For instance, researchers are remotely monitoring patterns in bird migration and shrinking elephant habitats in Africa. They are studying human movement due to climate pressures, including following the flow of people toward clean water and abundant food.
Remote monitoring also helps in observing at scale the health of the oceans, to see the die-off of coral reefs at a geographic scale impossible to survey through in-person research.
Scientists can now detect and quantify even slight changes in events such as volcanic activity, sea levels, average temperatures, and rainfall. Data-driven GIS analysis helps them connect what’s happening to the landscape in one region and the impact on species in another place—all from afar.
Building on the work of GIS maps and data is the dynamic 3D model known as a GIS-based digital twin.
One place this next-generation technology is being deployed is the 25,000-acre Jack and Laura Dangermond Preserve in California, where the digital twin allows researchers in any location to explore, measure, document, study, and learn from California’s last coastal wilderness. Scientists have compiled 90 layers of data in GIS about the archaeology, wildlife, and vegetation of this place.
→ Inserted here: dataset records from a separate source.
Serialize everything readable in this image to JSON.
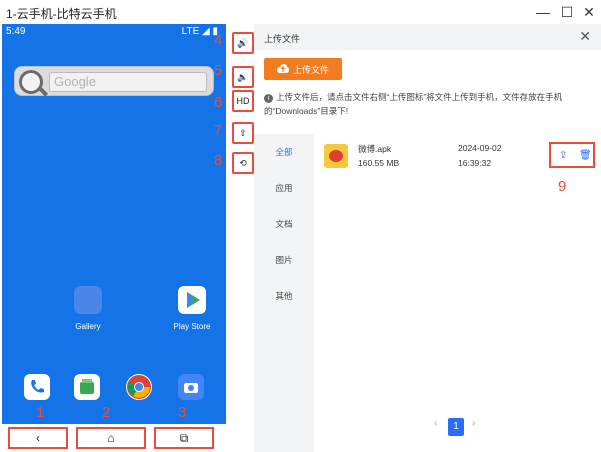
{
  "window": {
    "title": "1-云手机-比特云手机",
    "min": "—",
    "max": "☐",
    "close": "✕"
  },
  "phone": {
    "time": "5:49",
    "network": "LTE ◢ ▮",
    "search_placeholder": "Google",
    "apps": [
      {
        "label": "Gallery"
      },
      {
        "label": "Play Store"
      }
    ],
    "nav": {
      "back": "‹",
      "home": "⌂",
      "recents": "⧉"
    },
    "nav_labels": [
      "1",
      "2",
      "3"
    ]
  },
  "toolbar": {
    "buttons": [
      {
        "icon": "volume-up-icon",
        "glyph": "🔊",
        "label": "4"
      },
      {
        "icon": "volume-down-icon",
        "glyph": "🔉",
        "label": "5"
      },
      {
        "icon": "hd-icon",
        "glyph": "HD",
        "label": "6"
      },
      {
        "icon": "upload-file-icon",
        "glyph": "⇪",
        "label": "7"
      },
      {
        "icon": "restore-icon",
        "glyph": "⟲",
        "label": "8"
      }
    ]
  },
  "panel": {
    "title": "上传文件",
    "close": "✕",
    "upload_button": "上传文件",
    "hint_icon": "i",
    "hint": "上传文件后，请点击文件右侧“上传图标”将文件上传到手机，文件存放在手机的“Downloads”目录下!",
    "categories": [
      "全部",
      "应用",
      "文档",
      "图片",
      "其他"
    ],
    "active_category": "全部",
    "files": [
      {
        "name": "微博.apk",
        "size": "160.55 MB",
        "date": "2024-09-02",
        "time": "16:39:32"
      }
    ],
    "row_label": "9",
    "actions": {
      "upload": "⇪",
      "delete": "🗑"
    },
    "pagination": {
      "prev": "‹",
      "current": "1",
      "next": "›"
    }
  }
}
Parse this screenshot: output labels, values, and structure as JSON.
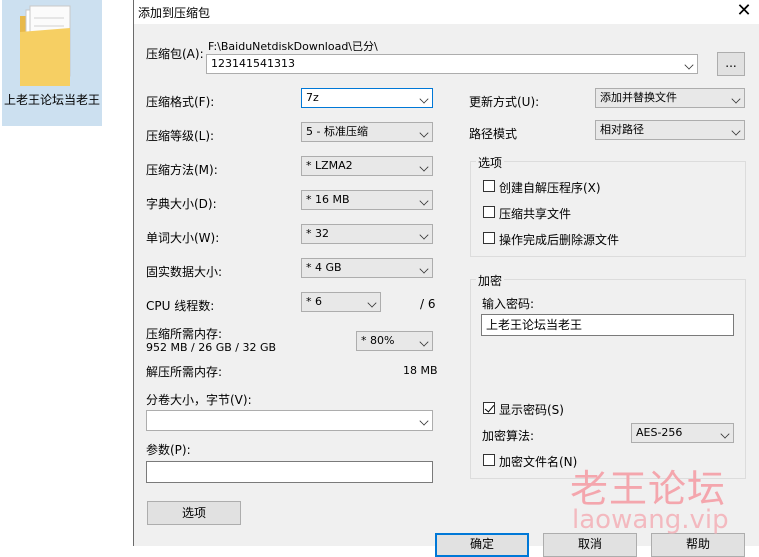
{
  "desktop": {
    "folder_label": "上老王论坛当老王"
  },
  "dialog": {
    "title": "添加到压缩包",
    "archive": {
      "label": "压缩包(A):",
      "path": "F:\\BaiduNetdiskDownload\\已分\\",
      "name": "123141541313",
      "browse_label": "..."
    },
    "left": {
      "format_label": "压缩格式(F):",
      "format_value": "7z",
      "level_label": "压缩等级(L):",
      "level_value": "5 - 标准压缩",
      "method_label": "压缩方法(M):",
      "method_value": "* LZMA2",
      "dict_label": "字典大小(D):",
      "dict_value": "* 16 MB",
      "word_label": "单词大小(W):",
      "word_value": "* 32",
      "solid_label": "固实数据大小:",
      "solid_value": "* 4 GB",
      "threads_label": "CPU 线程数:",
      "threads_value": "* 6",
      "threads_max": "/ 6",
      "mem_comp_label": "压缩所需内存:",
      "mem_comp_value": "952 MB / 26 GB / 32 GB",
      "mem_pct_value": "* 80%",
      "mem_decomp_label": "解压所需内存:",
      "mem_decomp_value": "18 MB",
      "split_label": "分卷大小，字节(V):",
      "split_value": "",
      "params_label": "参数(P):",
      "params_value": "",
      "options_button": "选项"
    },
    "right": {
      "update_label": "更新方式(U):",
      "update_value": "添加并替换文件",
      "pathmode_label": "路径模式",
      "pathmode_value": "相对路径",
      "options_group": "选项",
      "opt_sfx": "创建自解压程序(X)",
      "opt_shared": "压缩共享文件",
      "opt_delete": "操作完成后删除源文件",
      "encrypt_group": "加密",
      "password_label": "输入密码:",
      "password_value": "上老王论坛当老王",
      "show_password": "显示密码(S)",
      "algo_label": "加密算法:",
      "algo_value": "AES-256",
      "encrypt_names": "加密文件名(N)"
    },
    "buttons": {
      "ok": "确定",
      "cancel": "取消",
      "help": "帮助"
    },
    "checkboxes": {
      "sfx": false,
      "shared": false,
      "delete": false,
      "show_password": true,
      "encrypt_names": false
    }
  },
  "watermark": {
    "text": "老王论坛",
    "url": "laowang.vip"
  },
  "colors": {
    "accent": "#0078d7",
    "dialog_bg": "#f0f0f0",
    "watermark": "#f4a6ad"
  }
}
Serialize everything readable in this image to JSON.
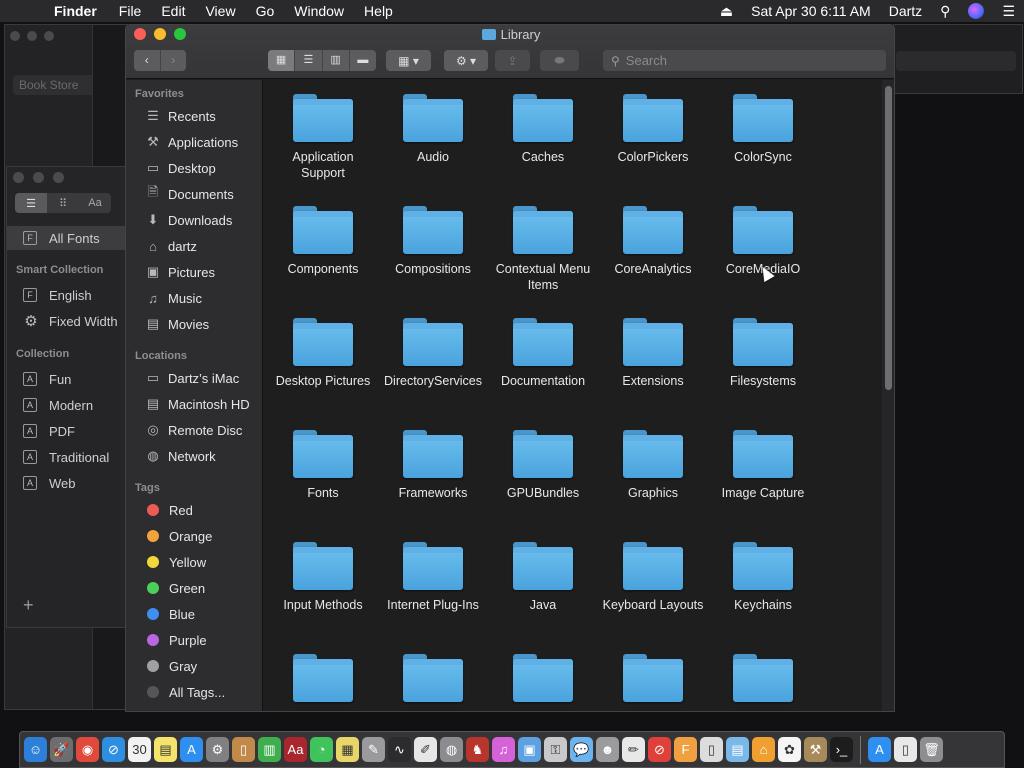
{
  "menubar": {
    "apple": "",
    "app_name": "Finder",
    "menus": [
      "File",
      "Edit",
      "View",
      "Go",
      "Window",
      "Help"
    ],
    "clock": "Sat Apr 30  6:11 AM",
    "user": "Dartz"
  },
  "bookstore": {
    "search_placeholder": "Book Store"
  },
  "fontbook": {
    "segments": [
      "☰",
      "⠿",
      "Aa"
    ],
    "all_fonts": "All Fonts",
    "smart_header": "Smart Collection",
    "smart_items": [
      "English",
      "Fixed Width"
    ],
    "collection_header": "Collection",
    "collection_items": [
      "Fun",
      "Modern",
      "PDF",
      "Traditional",
      "Web"
    ],
    "add": "+"
  },
  "finder": {
    "title": "Library",
    "nav_back": "‹",
    "nav_forward": "›",
    "view_modes": [
      "▦",
      "☰",
      "▥",
      "▬"
    ],
    "group_btn": "▦ ▾",
    "action_btn": "⚙ ▾",
    "share_btn": "⇪",
    "tag_btn": "⬬",
    "search_placeholder": "Search",
    "sidebar": {
      "favorites_header": "Favorites",
      "favorites": [
        {
          "label": "Recents",
          "icon": "☰"
        },
        {
          "label": "Applications",
          "icon": "⚒"
        },
        {
          "label": "Desktop",
          "icon": "▭"
        },
        {
          "label": "Documents",
          "icon": "🗎"
        },
        {
          "label": "Downloads",
          "icon": "⬇"
        },
        {
          "label": "dartz",
          "icon": "⌂"
        },
        {
          "label": "Pictures",
          "icon": "▣"
        },
        {
          "label": "Music",
          "icon": "♫"
        },
        {
          "label": "Movies",
          "icon": "▤"
        }
      ],
      "locations_header": "Locations",
      "locations": [
        {
          "label": "Dartz’s iMac",
          "icon": "▭"
        },
        {
          "label": "Macintosh HD",
          "icon": "▤"
        },
        {
          "label": "Remote Disc",
          "icon": "◎"
        },
        {
          "label": "Network",
          "icon": "◍"
        }
      ],
      "tags_header": "Tags",
      "tags": [
        {
          "label": "Red",
          "color": "#ee5b55"
        },
        {
          "label": "Orange",
          "color": "#f4a33b"
        },
        {
          "label": "Yellow",
          "color": "#f2d63a"
        },
        {
          "label": "Green",
          "color": "#4ccf58"
        },
        {
          "label": "Blue",
          "color": "#3f8ef1"
        },
        {
          "label": "Purple",
          "color": "#b867e0"
        },
        {
          "label": "Gray",
          "color": "#a0a0a0"
        },
        {
          "label": "All Tags...",
          "color": "#555557"
        }
      ]
    },
    "folders": [
      "Application Support",
      "Audio",
      "Caches",
      "ColorPickers",
      "ColorSync",
      "Components",
      "Compositions",
      "Contextual Menu Items",
      "CoreAnalytics",
      "CoreMediaIO",
      "Desktop Pictures",
      "DirectoryServices",
      "Documentation",
      "Extensions",
      "Filesystems",
      "Fonts",
      "Frameworks",
      "GPUBundles",
      "Graphics",
      "Image Capture",
      "Input Methods",
      "Internet Plug-Ins",
      "Java",
      "Keyboard Layouts",
      "Keychains",
      "",
      "",
      "",
      "",
      ""
    ]
  },
  "dock": {
    "apps": [
      {
        "name": "finder-icon",
        "color": "#2d7fd8",
        "glyph": "☺"
      },
      {
        "name": "launchpad-icon",
        "color": "#6d6d70",
        "glyph": "🚀"
      },
      {
        "name": "chrome-icon",
        "color": "#e04a3c",
        "glyph": "◉"
      },
      {
        "name": "safari-icon",
        "color": "#2e8fe0",
        "glyph": "⊘"
      },
      {
        "name": "calendar-icon",
        "color": "#f2f2f2",
        "glyph": "30"
      },
      {
        "name": "notes-icon",
        "color": "#f5e46b",
        "glyph": "▤"
      },
      {
        "name": "app-store-icon",
        "color": "#2f8ff0",
        "glyph": "A"
      },
      {
        "name": "system-preferences-icon",
        "color": "#808083",
        "glyph": "⚙"
      },
      {
        "name": "ibooks-icon",
        "color": "#c28a4a",
        "glyph": "▯"
      },
      {
        "name": "numbers-icon",
        "color": "#3fae4e",
        "glyph": "▥"
      },
      {
        "name": "dictionary-icon",
        "color": "#a8262d",
        "glyph": "Aa"
      },
      {
        "name": "messages-icon",
        "color": "#41c35c",
        "glyph": "◔"
      },
      {
        "name": "stickies-icon",
        "color": "#e8d66a",
        "glyph": "▦"
      },
      {
        "name": "script-editor-icon",
        "color": "#9a9a9d",
        "glyph": "✎"
      },
      {
        "name": "activity-monitor-icon",
        "color": "#2c2c2e",
        "glyph": "∿"
      },
      {
        "name": "textedit-icon",
        "color": "#e6e6e6",
        "glyph": "✐"
      },
      {
        "name": "disk-utility-icon",
        "color": "#8c8c90",
        "glyph": "◍"
      },
      {
        "name": "chess-icon",
        "color": "#b8352e",
        "glyph": "♞"
      },
      {
        "name": "itunes-icon",
        "color": "#d562d9",
        "glyph": "♫"
      },
      {
        "name": "preview-icon",
        "color": "#5da1e0",
        "glyph": "▣"
      },
      {
        "name": "keychain-icon",
        "color": "#c9c9cc",
        "glyph": "⚿"
      },
      {
        "name": "feedback-icon",
        "color": "#6db4ef",
        "glyph": "💬"
      },
      {
        "name": "automator-icon",
        "color": "#9b9b9e",
        "glyph": "☻"
      },
      {
        "name": "pencil-icon",
        "color": "#e8e8e8",
        "glyph": "✏"
      },
      {
        "name": "no-entry-icon",
        "color": "#e0403a",
        "glyph": "⊘"
      },
      {
        "name": "font-book-icon",
        "color": "#f0a040",
        "glyph": "F"
      },
      {
        "name": "document-icon",
        "color": "#dcdcdc",
        "glyph": "▯"
      },
      {
        "name": "folder-stack-icon",
        "color": "#7ab8ea",
        "glyph": "▤"
      },
      {
        "name": "home-icon",
        "color": "#f0a030",
        "glyph": "⌂"
      },
      {
        "name": "photos-icon",
        "color": "#f5f5f5",
        "glyph": "✿"
      },
      {
        "name": "grapher-icon",
        "color": "#a88a5a",
        "glyph": "⚒"
      },
      {
        "name": "terminal-icon",
        "color": "#1d1d1d",
        "glyph": "›_"
      }
    ],
    "trailing": [
      {
        "name": "app-store-dock-icon",
        "color": "#2f8ff0",
        "glyph": "A"
      },
      {
        "name": "file-icon",
        "color": "#e8e8e8",
        "glyph": "▯"
      },
      {
        "name": "trash-icon",
        "color": "#8e8e91",
        "glyph": "🗑"
      }
    ]
  }
}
“There’s a real opportunity to develop a new model for conservation, using open science to establish legacy datasets that can be brought together with other data streams to create a true interdisciplinary collaborative effort,” said Mark Reynolds, director of the Point Conception Institute, which oversees the science and management at the preserve.
The work also involves big data analysis, with the aid of artificial intelligence to decode troves of camera trap and drone images and other large volumes of data from sensors that record measurements across the site.
Virtual reality (VR) experiences can also help fill research gaps, Bethanne Tobey, a lead instructional designer at North Carolina State University, said in “Field Research From Afar.” Tobey is using VR and 360 videos in field and lab instruction, particularly for students in online courses who are less likely to get field experience.
Tobey and her colleagues at the university’s Distance Education and Learning Technology Applications division are creating VR experiences from GIS web scenes for learning exercises. With VR, students can learn such things as how to use fire to clear fields, aimed at preventing more destructive wildfire fueled by climate-related drought.
Rather than compromising quality in research, many experts see technology as providing additional tools for understanding what is happening and where. The remote monitoring made possible by sensors, satellites, GIS, digital twins, and VR expands knowledge and understanding. It opens the field of research to all participants, ensuring that the best minds, near and far, can help tackle the impacts of climate change.